A BWX Technologies-led joint venture that twice won a $45-billion liquid waste contract at the Department of Energy’s Hanford Site, Friday withdrew its 2023 case with a federal appeals court, seemingly clearing the way for a U.S. Federal Claims Court to again rule on a contract challenge by the losing bidder.
According to online court records, BWXT-led Hanford Tank Waste Operations & Closure (H2C) voluntarily withdrew its case Friday before the U.S. Court of Appeals for the Federal Circuit.
H2C filed its appeals court action in August 2023 after Judge Marian Blank Horn in the U.S. Court of Federal Claims blocked its initial contract award by DOE and ruled in favor of AtkinsRéalis-led Hanford Tank Disposition Alliance (HTDA), the rival bidder for the work.
Also in 2023, Horn told DOE to re-evaluate its award and the winner’s failure to stay continuously registered with a federal online procurement-tracking system. The agency, which held the registration issue should be considered a fixable error, in February awarded the blockbuster contract to H2C for a second time, which triggered a second HTDA challenge.
During June 14 oral arguments, Horn told H2C, HTDA and the Department of Justice, which acts as DOE’s attorney, to brief the court about why it should consider HTDA’s litigation while a related case was pending at the appeals court.
On June 21, intervenor H2C “notified the court that intervenor had filed a motion to voluntarily dismiss the appeal at the Federal Circuit, and, the same day, on June 21, 2024, the Federal Circuit dismissed the appeal,” Horn wrote June 21. “In light of the dismissal, the parties do not need to file supplemental briefs regarding jurisdiction,” which were due June 28, the judge said.
HTDA did not oppose the H2C motion to withdraw the appeals court case, according to filings there.
H2C, the two-time winner of the DOE award, is made up of BWXT, Amentum and Fluor.
HTDA members are AtkinsRéalis, Nuclear Secured, Jacobs and Westinghouse.
In November, Amentum announced plans to merge with the government contracting branch of Jacobs, which would seem to assure the combined company a share of the contract no matter what happens in court.

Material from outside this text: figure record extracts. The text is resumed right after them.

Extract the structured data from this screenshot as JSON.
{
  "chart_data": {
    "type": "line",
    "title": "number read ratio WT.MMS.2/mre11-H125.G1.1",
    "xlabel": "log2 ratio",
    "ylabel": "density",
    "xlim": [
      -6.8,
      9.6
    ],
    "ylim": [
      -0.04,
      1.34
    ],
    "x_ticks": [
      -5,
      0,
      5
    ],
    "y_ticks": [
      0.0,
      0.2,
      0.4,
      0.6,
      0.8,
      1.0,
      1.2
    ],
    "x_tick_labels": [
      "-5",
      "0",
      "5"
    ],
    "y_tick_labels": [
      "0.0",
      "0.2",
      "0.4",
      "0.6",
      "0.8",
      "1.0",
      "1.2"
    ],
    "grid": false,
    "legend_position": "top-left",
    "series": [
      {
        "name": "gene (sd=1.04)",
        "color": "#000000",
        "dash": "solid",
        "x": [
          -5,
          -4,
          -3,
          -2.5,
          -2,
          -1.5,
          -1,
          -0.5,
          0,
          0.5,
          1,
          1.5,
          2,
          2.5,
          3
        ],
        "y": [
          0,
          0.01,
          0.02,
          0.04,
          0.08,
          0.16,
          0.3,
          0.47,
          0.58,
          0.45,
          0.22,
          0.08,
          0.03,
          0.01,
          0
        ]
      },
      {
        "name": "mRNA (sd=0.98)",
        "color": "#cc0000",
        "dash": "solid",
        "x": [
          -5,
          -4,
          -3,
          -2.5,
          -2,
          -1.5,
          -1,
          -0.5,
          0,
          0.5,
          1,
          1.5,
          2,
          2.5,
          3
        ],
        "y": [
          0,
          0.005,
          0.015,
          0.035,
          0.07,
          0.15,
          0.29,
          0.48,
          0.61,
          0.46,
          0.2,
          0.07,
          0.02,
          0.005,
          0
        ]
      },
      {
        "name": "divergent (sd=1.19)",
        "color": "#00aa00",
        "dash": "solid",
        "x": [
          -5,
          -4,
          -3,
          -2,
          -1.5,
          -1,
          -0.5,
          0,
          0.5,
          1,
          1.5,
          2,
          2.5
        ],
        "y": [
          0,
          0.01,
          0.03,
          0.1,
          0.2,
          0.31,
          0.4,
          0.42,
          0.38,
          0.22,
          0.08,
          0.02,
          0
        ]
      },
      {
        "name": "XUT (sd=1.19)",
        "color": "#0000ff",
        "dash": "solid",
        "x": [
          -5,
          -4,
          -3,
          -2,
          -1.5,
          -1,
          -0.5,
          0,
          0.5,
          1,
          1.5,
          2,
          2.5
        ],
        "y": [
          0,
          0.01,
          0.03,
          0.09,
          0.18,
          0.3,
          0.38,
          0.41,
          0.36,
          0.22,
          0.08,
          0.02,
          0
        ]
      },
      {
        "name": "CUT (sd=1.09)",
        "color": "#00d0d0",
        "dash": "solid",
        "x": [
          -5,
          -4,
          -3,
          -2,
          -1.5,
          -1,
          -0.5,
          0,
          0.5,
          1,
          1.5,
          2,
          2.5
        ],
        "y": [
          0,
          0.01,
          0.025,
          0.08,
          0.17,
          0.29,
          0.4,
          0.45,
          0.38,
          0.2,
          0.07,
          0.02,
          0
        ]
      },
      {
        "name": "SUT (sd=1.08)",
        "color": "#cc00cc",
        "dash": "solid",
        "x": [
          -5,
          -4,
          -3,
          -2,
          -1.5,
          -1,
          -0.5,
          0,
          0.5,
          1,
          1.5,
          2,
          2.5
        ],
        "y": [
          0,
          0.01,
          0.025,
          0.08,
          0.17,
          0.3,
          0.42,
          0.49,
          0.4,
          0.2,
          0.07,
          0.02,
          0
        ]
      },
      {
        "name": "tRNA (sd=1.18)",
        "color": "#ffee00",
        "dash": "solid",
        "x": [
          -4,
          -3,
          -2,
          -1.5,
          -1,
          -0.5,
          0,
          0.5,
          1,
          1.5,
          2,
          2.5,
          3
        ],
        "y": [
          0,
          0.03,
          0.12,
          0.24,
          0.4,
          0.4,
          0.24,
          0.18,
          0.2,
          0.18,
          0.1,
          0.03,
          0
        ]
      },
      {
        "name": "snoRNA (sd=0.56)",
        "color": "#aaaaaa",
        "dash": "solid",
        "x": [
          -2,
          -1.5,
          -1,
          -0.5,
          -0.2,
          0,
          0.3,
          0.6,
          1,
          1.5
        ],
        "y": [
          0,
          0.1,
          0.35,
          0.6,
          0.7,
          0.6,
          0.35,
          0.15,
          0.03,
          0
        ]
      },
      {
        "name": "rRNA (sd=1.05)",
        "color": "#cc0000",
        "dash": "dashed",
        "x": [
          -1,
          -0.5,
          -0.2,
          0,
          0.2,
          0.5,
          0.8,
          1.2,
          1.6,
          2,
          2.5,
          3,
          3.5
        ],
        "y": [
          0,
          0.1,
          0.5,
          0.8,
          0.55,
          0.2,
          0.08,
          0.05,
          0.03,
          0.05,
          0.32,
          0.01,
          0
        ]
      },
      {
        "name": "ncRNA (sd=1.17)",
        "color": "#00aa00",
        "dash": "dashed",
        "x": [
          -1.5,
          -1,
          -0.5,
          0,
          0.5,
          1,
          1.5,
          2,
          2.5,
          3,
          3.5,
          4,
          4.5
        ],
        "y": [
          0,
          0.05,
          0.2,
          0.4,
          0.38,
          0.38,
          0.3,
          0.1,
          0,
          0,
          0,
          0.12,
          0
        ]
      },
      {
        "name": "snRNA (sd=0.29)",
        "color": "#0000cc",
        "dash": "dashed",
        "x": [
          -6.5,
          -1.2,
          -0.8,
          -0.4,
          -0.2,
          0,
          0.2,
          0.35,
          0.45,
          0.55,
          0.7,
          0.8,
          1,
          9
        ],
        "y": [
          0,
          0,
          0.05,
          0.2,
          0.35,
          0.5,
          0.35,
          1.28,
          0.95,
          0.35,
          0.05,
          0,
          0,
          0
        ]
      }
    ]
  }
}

At issue is the $45-billion Integrated Tank Disposition Contract, which would combine the existing contracts for managing and emptying underground tanks containing liquid radioactive waste with the eventual operation of a Bechtel-built plant to turn much of the liquid waste into a solid glass form.
Hanford has about 56 million gallons of radioactive liquid waste left from decades of plutonium production.